The security of any decentralized blockchain network depends on its participants. In the case of PoW consensus mechanisms, these participants solve complex computational problems using specialized (and mostly very expensive) hardware, which is chosen as the synthesizer of the next block. In return, they receive what is known as a mining reward.
However, in PoS consensus mechanisms, these "miners" or block proposers are selected based on the number of that network's tokens they have "provided". They do not need to rely on specialized hardware to be selected as a block validator. This reduces dependence on expensive resources such as mining hardware and opens up the possibility for several different users to participate in the consensus process on the network. Thus, any user with the required number of tokens can place bets and receive rewards for these actions.
However, the decisive disadvantage of betting on any network is illiquidity. On most networks (with the exception of Cardano), when you deposit your capital into the network, it “locks” it. This means that you cannot use this capital in the future to use it elsewhere.
In addition, if you want to withdraw this capital, you must wait for a certain period of time, known as the decoupling period, in order to withdraw your funds. The worst thing is that you do not receive any rewards during this unstaking period. Thus, when staking, investors face two main problems:
Capital inefficiency: You cannot use your assets while they are staked. They can only earn wagering rewards.
No rewards during disconnect periods: When you want to take your assets off the network, they get stuck in the disconnect period (which can last from a few days to several months). Your staked capital does not earn any rewards during this period.

Liquid staking opens liquidation of assets in PoS networks by issuing tradable synthetic derivatives that use the underlying supply. These derivative tokens can be used in multiple DeFi applications. Liquid staking not only improves efficiency, but also allows users to use their profitable liquid staking tokens in a variety of DeFi applications.
Given the choice of risk between higher but higher returns and lower but steady returns, any reasonable profit-seeking investor would like to allocate a portion of their portfolio to the former and a portion to the latter, depending on their risk appetite. As we have seen in the bull markets, most people ran into high risk, high return investments. But, as we have noticed, these installations are extremely unstable.
But what if users were given the opportunity to receive stable profits, as well as the opportunity to participate in highly profitable protocols? This is what liquidation staking promises. Not only can users earn market-independent, sustainable staking returns, but they can also supply their income by participating in DeFi.
ClayStack is a decentralized liquid staking protocol that runs on Proof-of-Stake. Users can stake tokens in ClayStack smart contracts that issue csToken. This token is fully secured and fully fungible. The value of these tokens increases as they earn rewards from the ClayStack network.

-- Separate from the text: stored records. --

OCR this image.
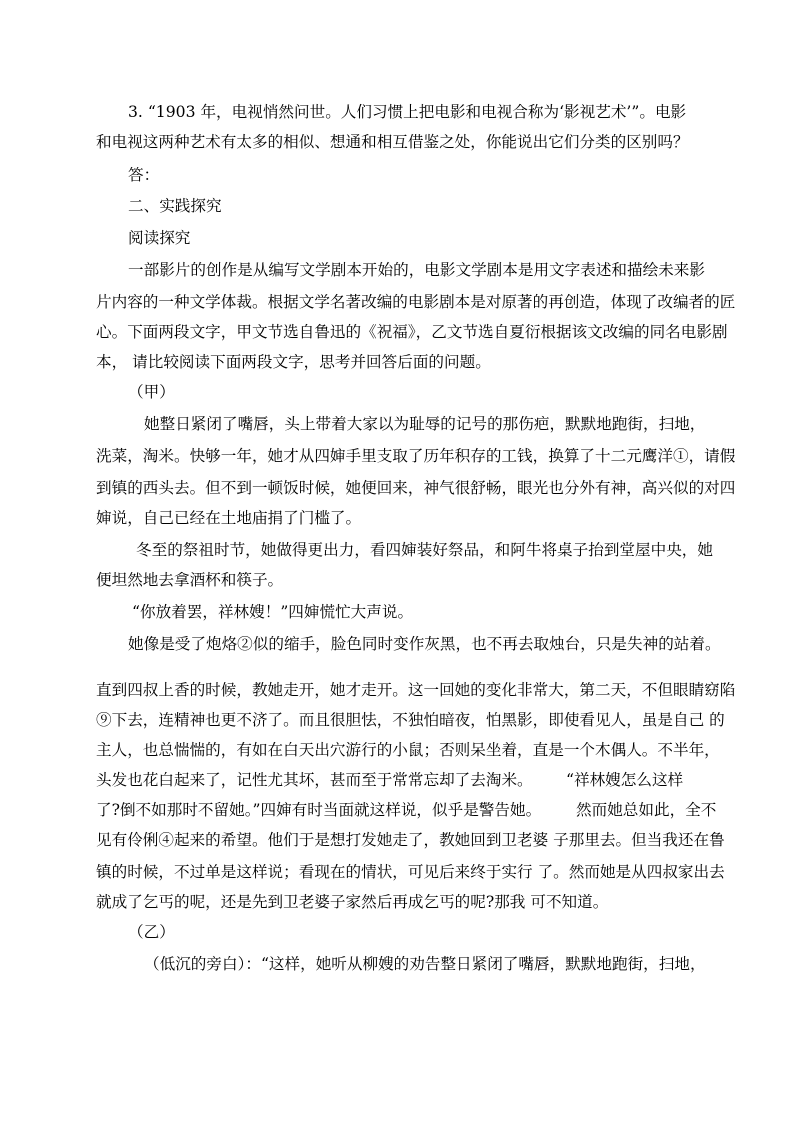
3. “1903 年，电视悄然问世。人们习惯上把电影和电视合称为‘影视艺术’”。电影
和电视这两种艺术有太多的相似、想通和相互借鉴之处，你能说出它们分类的区别吗？
答：
二、实践探究
阅读探究
一部影片的创作是从编写文学剧本开始的，电影文学剧本是用文字表述和描绘未来影
片内容的一种文学体裁。根据文学名著改编的电影剧本是对原著的再创造，体现了改编者的匠
心。下面两段文字，甲文节选自鲁迅的《祝福》，乙文节选自夏衍根据该文改编的同名电影剧
本， 请比较阅读下面两段文字，思考并回答后面的问题。
（甲）
她整日紧闭了嘴唇，头上带着大家以为耻辱的记号的那伤疤，默默地跑街，扫地，
洗菜，淘米。快够一年，她才从四婶手里支取了历年积存的工钱，换算了十二元鹰洋①，请假
到镇的西头去。但不到一顿饭时候，她便回来，神气很舒畅，眼光也分外有神，高兴似的对四
婶说，自己已经在土地庙捐了门槛了。
冬至的祭祖时节，她做得更出力，看四婶装好祭品，和阿牛将桌子抬到堂屋中央，她
便坦然地去拿酒杯和筷子。
“你放着罢，祥林嫂！”四婶慌忙大声说。
她像是受了炮烙②似的缩手，脸色同时变作灰黑，也不再去取烛台，只是失神的站着。
直到四叔上香的时候，教她走开，她才走开。这一回她的变化非常大，第二天，不但眼睛窈陷
⑨下去，连精神也更不济了。而且很胆怯，不独怕暗夜，怕黑影，即使看见人，虽是自己 的
主人，也总惴惴的，有如在白天出穴游行的小鼠；否则呆坐着，直是一个木偶人。不半年，
头发也花白起来了，记性尤其坏，甚而至于常常忘却了去淘米。 “祥林嫂怎么这样
了?倒不如那时不留她。”四婶有时当面就这样说，似乎是警告她。 然而她总如此，全不
见有伶俐④起来的希望。他们于是想打发她走了，教她回到卫老婆 子那里去。但当我还在鲁
镇的时候，不过单是这样说；看现在的情状，可见后来终于实行 了。然而她是从四叔家出去
就成了乞丐的呢，还是先到卫老婆子家然后再成乞丐的呢?那我 可不知道。
（乙）
（低沉的旁白）：“这样，她听从柳嫂的劝告整日紧闭了嘴唇，默默地跑街，扫地，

Users can also use these tokens to participate in other DeFi protocols. The combined income from staking rewards and participation in DeFi connections increases the income for the user over time.

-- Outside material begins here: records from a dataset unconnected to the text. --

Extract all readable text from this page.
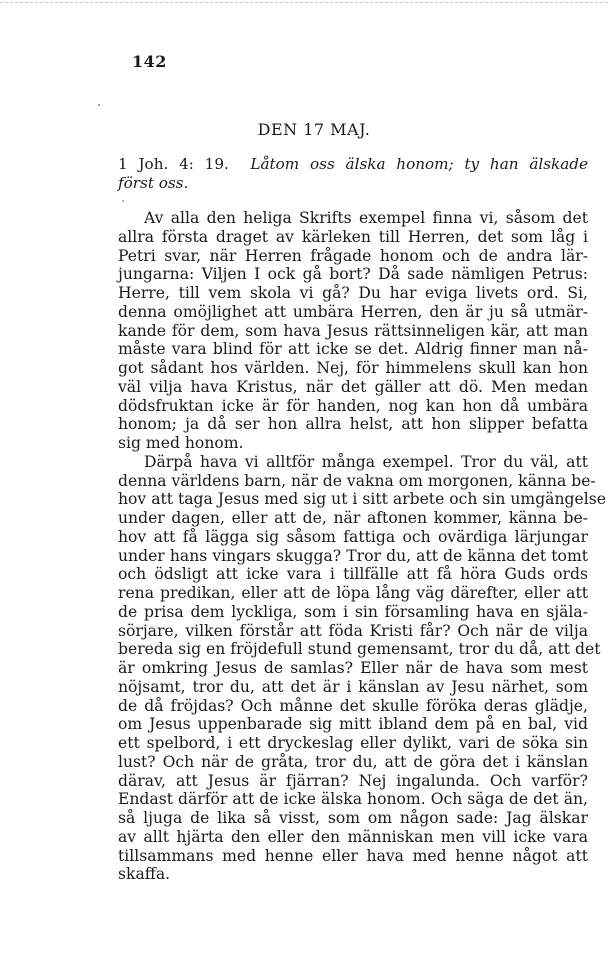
142
DEN 17 MAJ.
1 Joh. 4: 19. Låtom oss älska honom; ty han älskade
först oss.
Av alla den heliga Skrifts exempel finna vi, såsom det
allra första draget av kärleken till Herren, det som låg i
Petri svar, när Herren frågade honom och de andra lär-
jungarna: Viljen I ock gå bort? Då sade nämligen Petrus:
Herre, till vem skola vi gå? Du har eviga livets ord. Si,
denna omöjlighet att umbära Herren, den är ju så utmär-
kande för dem, som hava Jesus rättsinneligen kär, att man
måste vara blind för att icke se det. Aldrig finner man nå-
got sådant hos världen. Nej, för himmelens skull kan hon
väl vilja hava Kristus, när det gäller att dö. Men medan
dödsfruktan icke är för handen, nog kan hon då umbära
honom; ja då ser hon allra helst, att hon slipper befatta
sig med honom.
Därpå hava vi alltför många exempel. Tror du väl, att
denna världens barn, när de vakna om morgonen, känna be-
hov att taga Jesus med sig ut i sitt arbete och sin umgängelse
under dagen, eller att de, när aftonen kommer, känna be-
hov att få lägga sig såsom fattiga och ovärdiga lärjungar
under hans vingars skugga? Tror du, att de känna det tomt
och ödsligt att icke vara i tillfälle att få höra Guds ords
rena predikan, eller att de löpa lång väg därefter, eller att
de prisa dem lyckliga, som i sin församling hava en själa-
sörjare, vilken förstår att föda Kristi får? Och när de vilja
bereda sig en fröjdefull stund gemensamt, tror du då, att det
är omkring Jesus de samlas? Eller när de hava som mest
nöjsamt, tror du, att det är i känslan av Jesu närhet, som
de då fröjdas? Och månne det skulle föröka deras glädje,
om Jesus uppenbarade sig mitt ibland dem på en bal, vid
ett spelbord, i ett dryckeslag eller dylikt, vari de söka sin
lust? Och när de gråta, tror du, att de göra det i känslan
därav, att Jesus är fjärran? Nej ingalunda. Och varför?
Endast därför att de icke älska honom. Och säga de det än,
så ljuga de lika så visst, som om någon sade: Jag älskar
av allt hjärta den eller den människan men vill icke vara
tillsammans med henne eller hava med henne något att
skaffa.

csTokens are standard ERC20 network tokens that are fully collateralized by staking on the underlying tokens. The value of the csToken is constantly increasing compared to the base token, abstracting away the complexity of staking, requesting, and restaking.
Users can exchange their csTokens instead of withdrawing their stake. As a result, they avoid withdrawal fees and the need to wait for a “detachment” period before gaining access to their tokens.
The ClayStack contract offers a direct withdrawal mechanism that uses the PoS chain withdrawal system. In most cases, users will need to wait for some time before their tokens become available. Depending on the protocol, this "disconnect" period can vary from a few days to several months.